Vaud Tribunal cantonal Cour d'appel civile 23.10.2012 HC / 2012 / 717

TRIBUNAL CANTONAL

CO12.015243-121235

488

cour d’appel CIVILE


Arrêt du 23 octobre 2012


Présidence de M. COLOMBINI, président Juges : M. Krieger et Mme Favrod Greffier : Mme Logoz


Art. 21, 28, 30 CPC-VD; 308 al. 1 let. a, 404 al. 1, 405 al. 1 CPC

Statuant à huis clos sur l'appel interjeté par A.F., à Paris, et P., à Paris, requérants, contre le prononcé rendu le 25 avril 2012 par le Juge instructeur de la Cour civile du Tribunal cantonal dans la cause divisant les appelants d’avec X.________SA, à Nyon, intimée, la Cour d’appel civile du Tribunal cantonal voit :

En fait :

A. Par prononcé du 25 avril 2012, notifié aux parties le 6 juin 2012 et reçu par les appelants le 13 juin 2012, le Juge instructeur de la Cour civile du Tribunal cantonal a déclaré irrecevable la demande de relief déposée le 13 avril 2012 par P.________ et A.F.________ (I), déclaré irrecevable la demande de révision déposée le 13 avril 2012 par P.________ et A.F.________ (II), rendu le prononcé sans frais (III) et dit qu'il n'y a a pas lieu à l'allocation de dépens (IV).

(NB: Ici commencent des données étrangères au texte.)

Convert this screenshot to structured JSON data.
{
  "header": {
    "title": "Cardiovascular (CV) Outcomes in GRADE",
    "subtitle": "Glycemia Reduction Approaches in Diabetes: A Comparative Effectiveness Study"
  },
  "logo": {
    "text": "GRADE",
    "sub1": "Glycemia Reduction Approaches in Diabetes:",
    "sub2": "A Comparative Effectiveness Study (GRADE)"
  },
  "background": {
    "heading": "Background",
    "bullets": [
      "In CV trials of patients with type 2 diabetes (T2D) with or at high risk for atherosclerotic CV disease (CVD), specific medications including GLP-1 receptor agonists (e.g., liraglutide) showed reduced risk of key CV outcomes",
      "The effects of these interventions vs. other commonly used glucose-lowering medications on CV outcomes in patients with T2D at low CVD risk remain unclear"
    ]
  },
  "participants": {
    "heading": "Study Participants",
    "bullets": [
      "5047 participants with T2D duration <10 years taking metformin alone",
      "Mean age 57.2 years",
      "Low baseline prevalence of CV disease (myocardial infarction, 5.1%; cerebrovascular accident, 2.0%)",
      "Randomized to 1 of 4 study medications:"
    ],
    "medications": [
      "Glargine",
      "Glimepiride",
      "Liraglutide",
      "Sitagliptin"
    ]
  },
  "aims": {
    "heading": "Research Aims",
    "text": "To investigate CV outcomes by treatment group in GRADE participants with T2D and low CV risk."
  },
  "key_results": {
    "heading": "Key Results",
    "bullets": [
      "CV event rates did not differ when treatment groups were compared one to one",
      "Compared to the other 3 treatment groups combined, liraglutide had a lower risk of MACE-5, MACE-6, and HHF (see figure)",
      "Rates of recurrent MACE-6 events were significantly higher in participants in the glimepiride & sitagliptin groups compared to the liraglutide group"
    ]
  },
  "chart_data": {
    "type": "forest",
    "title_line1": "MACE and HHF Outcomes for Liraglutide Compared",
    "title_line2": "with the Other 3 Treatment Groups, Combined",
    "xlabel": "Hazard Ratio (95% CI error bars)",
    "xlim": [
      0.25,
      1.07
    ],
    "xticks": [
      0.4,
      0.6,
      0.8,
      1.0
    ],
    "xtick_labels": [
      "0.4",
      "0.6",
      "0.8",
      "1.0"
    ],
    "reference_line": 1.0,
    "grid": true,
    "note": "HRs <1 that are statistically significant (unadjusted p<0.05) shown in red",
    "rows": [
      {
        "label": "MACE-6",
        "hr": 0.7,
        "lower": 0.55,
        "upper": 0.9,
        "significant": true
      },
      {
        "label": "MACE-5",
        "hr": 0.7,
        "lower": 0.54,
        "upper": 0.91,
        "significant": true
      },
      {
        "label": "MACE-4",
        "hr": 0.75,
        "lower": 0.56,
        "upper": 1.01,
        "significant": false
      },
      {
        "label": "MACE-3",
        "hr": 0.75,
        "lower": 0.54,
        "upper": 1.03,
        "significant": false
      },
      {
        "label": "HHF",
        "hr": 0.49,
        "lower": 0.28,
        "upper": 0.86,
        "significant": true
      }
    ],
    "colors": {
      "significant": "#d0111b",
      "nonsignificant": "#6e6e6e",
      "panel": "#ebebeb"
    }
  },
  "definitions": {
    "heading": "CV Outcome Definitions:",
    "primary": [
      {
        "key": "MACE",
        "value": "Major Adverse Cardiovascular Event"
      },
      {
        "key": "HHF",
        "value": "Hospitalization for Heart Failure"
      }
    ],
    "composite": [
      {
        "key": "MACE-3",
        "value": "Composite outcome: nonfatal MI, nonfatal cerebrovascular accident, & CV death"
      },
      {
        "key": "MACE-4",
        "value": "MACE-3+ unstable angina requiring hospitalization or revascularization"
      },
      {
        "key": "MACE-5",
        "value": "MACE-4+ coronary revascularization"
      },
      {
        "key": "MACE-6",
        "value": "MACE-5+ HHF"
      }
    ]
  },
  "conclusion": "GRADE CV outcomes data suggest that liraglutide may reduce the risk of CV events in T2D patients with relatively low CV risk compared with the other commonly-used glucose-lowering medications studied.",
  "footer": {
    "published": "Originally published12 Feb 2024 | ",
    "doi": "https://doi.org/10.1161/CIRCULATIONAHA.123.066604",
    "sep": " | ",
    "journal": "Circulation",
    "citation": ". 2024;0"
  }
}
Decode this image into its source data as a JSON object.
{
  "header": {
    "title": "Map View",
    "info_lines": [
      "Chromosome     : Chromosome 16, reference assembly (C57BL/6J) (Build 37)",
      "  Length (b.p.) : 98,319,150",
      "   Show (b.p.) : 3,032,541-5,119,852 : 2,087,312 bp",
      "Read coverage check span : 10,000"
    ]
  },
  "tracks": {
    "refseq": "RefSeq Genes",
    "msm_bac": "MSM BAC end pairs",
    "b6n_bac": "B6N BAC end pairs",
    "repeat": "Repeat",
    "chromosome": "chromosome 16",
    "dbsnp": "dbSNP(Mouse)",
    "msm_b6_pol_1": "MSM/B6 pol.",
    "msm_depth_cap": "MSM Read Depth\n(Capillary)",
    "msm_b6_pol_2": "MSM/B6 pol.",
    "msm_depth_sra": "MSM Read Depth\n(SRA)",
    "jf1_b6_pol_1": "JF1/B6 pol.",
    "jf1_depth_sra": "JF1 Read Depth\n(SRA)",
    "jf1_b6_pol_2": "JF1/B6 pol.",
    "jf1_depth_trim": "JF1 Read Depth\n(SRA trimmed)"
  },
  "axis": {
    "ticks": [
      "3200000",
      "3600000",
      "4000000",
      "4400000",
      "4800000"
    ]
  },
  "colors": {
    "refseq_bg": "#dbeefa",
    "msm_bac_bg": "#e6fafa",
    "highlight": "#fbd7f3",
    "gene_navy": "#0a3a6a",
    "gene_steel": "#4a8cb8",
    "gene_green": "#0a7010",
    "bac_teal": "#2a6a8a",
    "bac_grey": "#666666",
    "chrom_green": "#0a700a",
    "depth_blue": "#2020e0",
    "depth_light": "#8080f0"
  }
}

En droit, le premier juge a estimé que la demande de relief devait être examinée à la lumière des dispositions de procédure civile cantonale, en particulier celles de l'ancien Code de procédure civile du canton de Vaud du 14 décembre 1966 (CPC-VD), abrogé par l'entrée en vigueur le 1er janvier 2011 du Code de procédure civile du 19 décembre 2008 (CPC; RS 272), dès lors que la procédure de relief ne saurait être qualifiée de voie de recours à proprement parler au sens de l'art. 405 al. 1 CPC et que les moyens tendant à obtenir un jugement contradictoire en première instance s'inscrivent encore dans le cadre de ladite première instance et restent soumis à l'ancien droit lorsque celui-ci est applicable jusqu'au jugement par défaut selon l'art. 404 al. 1 CPC. Au fond, le premier juge a considéré que cette requête ne remplissait pas les conditions de l'art. 309 CPC-VD et était par conséquent irrecevable, dans la mesure où elle était manifestement tardive et où les dépens frustraires n'avaient pas été versés dans le délai de relief. Le premier juge a également prononcé l'irrecevabilité de la demande de révision au motif que cette requête n'était pas motivée (art. 329 al. 1 in fine CPC).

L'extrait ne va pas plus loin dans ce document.